The Science Behind Elon Musk’s Neuralink Brain Chip

Elon Musk’s brain chip company recently claimed it violated animal welfare laws when testing on monkeys a few years ago. What will the step mean when it happens? Academics like me have conducted clinical trials in people with brain transplants.

Dr. Paul Noujukian is a teacher of bioengineering and neurosurgery. He coordinates the Mind Connecting Research facility at Stanford. For nearly 20 years now, academic research into brain implants has up to this point been done more or less exclusively with wires. The difference of the N1 with Neuralink is this. It’s completely implantable, it’s battery operated, it’s wireless.

This is all being done via the Bluetooth protocol. Let’s dive into the science behind Neuralink to understand how human brain chips actually work. The science behind how these implants work is no different from the way they work. So we try to measure energy from AA batteries. It’s the same principle that we’re doing with these brain implants it’s called neuro-electrophysiological recording.

When you move your hand to the right, certain sets of neurons fire in a certain pattern. By listening to that motion and that pattern, you can predict very quickly which direction the hand is going to move. These are the neurons that direct your are attached to the muscles unless the path from the brain to the spinal cord to the muscles is damaged, as in patients with paralysis.
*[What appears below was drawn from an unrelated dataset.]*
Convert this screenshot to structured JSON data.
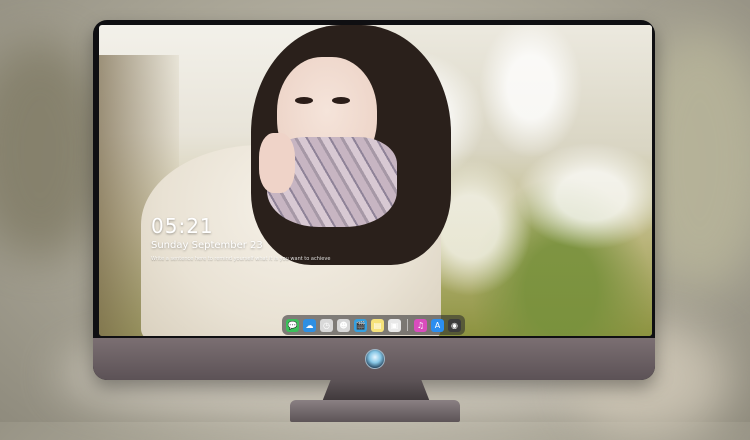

that pathway is damaged then neuro signals from their brain their signals are not going down to move the muscles but in many cases the signals are still present in the brain they are just not coming out so if you go in And put something in there that listens to those neurons so you know what’s happening in the muscles and that’s the goal of brain implants.
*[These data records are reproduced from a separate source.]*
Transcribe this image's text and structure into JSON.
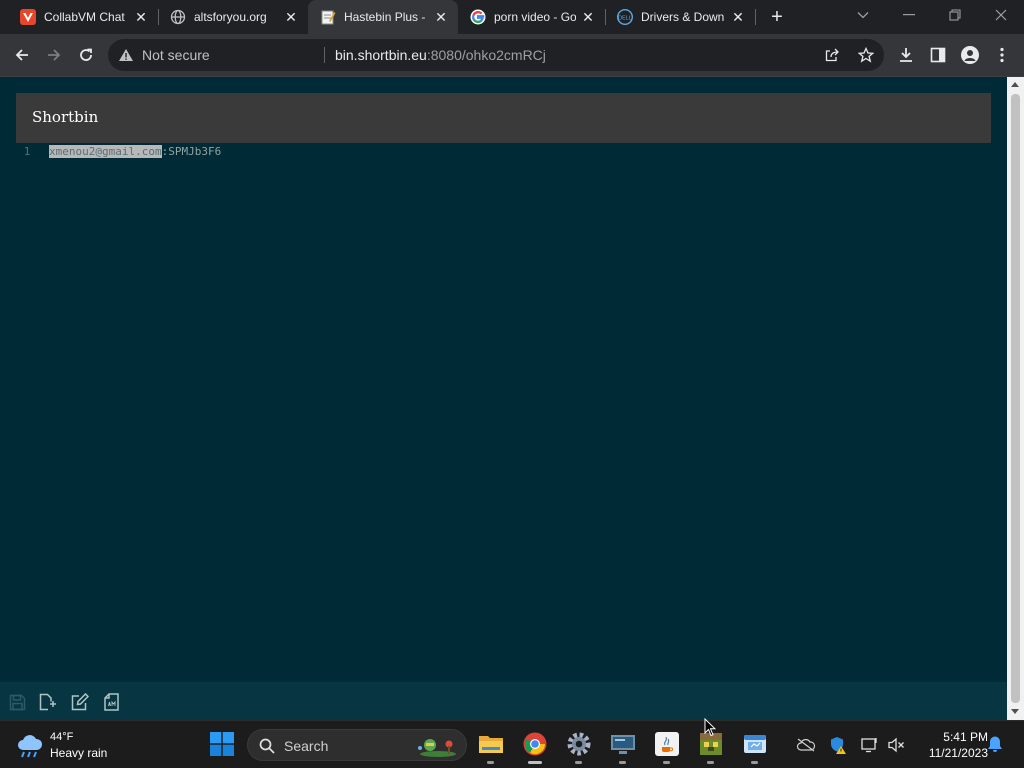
{
  "browser": {
    "tabs": [
      {
        "title": "CollabVM Chat",
        "favicon": "collabvm-icon",
        "active": false
      },
      {
        "title": "altsforyou.org",
        "favicon": "globe-icon",
        "active": false
      },
      {
        "title": "Hastebin Plus -",
        "favicon": "notepad-icon",
        "active": true
      },
      {
        "title": "porn video - Go",
        "favicon": "google-icon",
        "active": false
      },
      {
        "title": "Drivers & Down",
        "favicon": "dell-icon",
        "active": false
      }
    ],
    "security_label": "Not secure",
    "url_host": "bin.shortbin.eu",
    "url_rest": ":8080/ohko2cmRCj"
  },
  "page": {
    "brand": "Shortbin",
    "lines": [
      {
        "number": "1",
        "selected": "xmenou2@gmail.com",
        "rest": ":SPMJb3F6"
      }
    ]
  },
  "taskbar": {
    "weather_temp": "44°F",
    "weather_condition": "Heavy rain",
    "search_label": "Search",
    "time": "5:41 PM",
    "date": "11/21/2023"
  },
  "colors": {
    "page_bg": "#002b36",
    "header_bg": "#3a3a3a",
    "footer_bg": "#073642",
    "browser_frame": "#202124",
    "toolbar": "#35363a"
  }
}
See timeline of brain interface breakthroughs over the years How the brain works has long been a topic of scholarly interest. Therefore, these new developments at Neuralink should be viewed as a culmination of breakthroughs by brain machine interface researchers, especially over the past few decades. It is important to look into the first demonstration of real-time cursor control in monkeys in 2002, for example.

2008 A monkey controlling a robotic arm in three dimensions fed itself 2012 The first brain-controlled robotic arm by a human 2017 A human mentally controlled a cursor to type words and sentences Dr Naujukian 2018 were also part of studies where a human subject mentally controlled a tablet to perform tasks such as browsing the web, sending email, and playing games or music.

This is all done with a few hundred electrodes. But in 2019, a private company, Neuralink, changed the game when it fitted a pig named Gertrude with a wireless implant that monitored the neurons’ wiring around a thousand neurons. There are different types and to solve an electronic problem you need an electronic thing.

It was a very interesting moment because it signaled to the community that they’re serious. They’re investing. They’re building hardware from scratch and they’re putting it into larger animals. For pigs, electrodes were implanted into the somatosensory cortex, which This allowed them to measure sensory activity such as taking a step. You would hear this little pop or click from the audio channel every time that particular neuron was listening to them.

In April of 2021 Neuralink released the so-called Mind Pong video The pager was named This is a rhesus macaque This type of monkey that is used a lot in this field Two N1 devices fitted with Neuralink devices The cursor on the screen Brains control. This is extremely important because here Neuralink is showing off their new hardware. Their new device works in a monkey’s hands.

That’s the level that’s needed to convince the scientific community, to convince the FDA that you’re ready to go into human clinical trials. That’s the evidence the FDA is looking for. N1 device recording in pager. The power was eye-opening due to the sheer number of individual electrodes implanted. There was certainly a lot of clever engineering that went into producing a device that wirelessly broadcasts 2,048 electrode-worth of spiking information, digital ones and minus spikes, over the radio.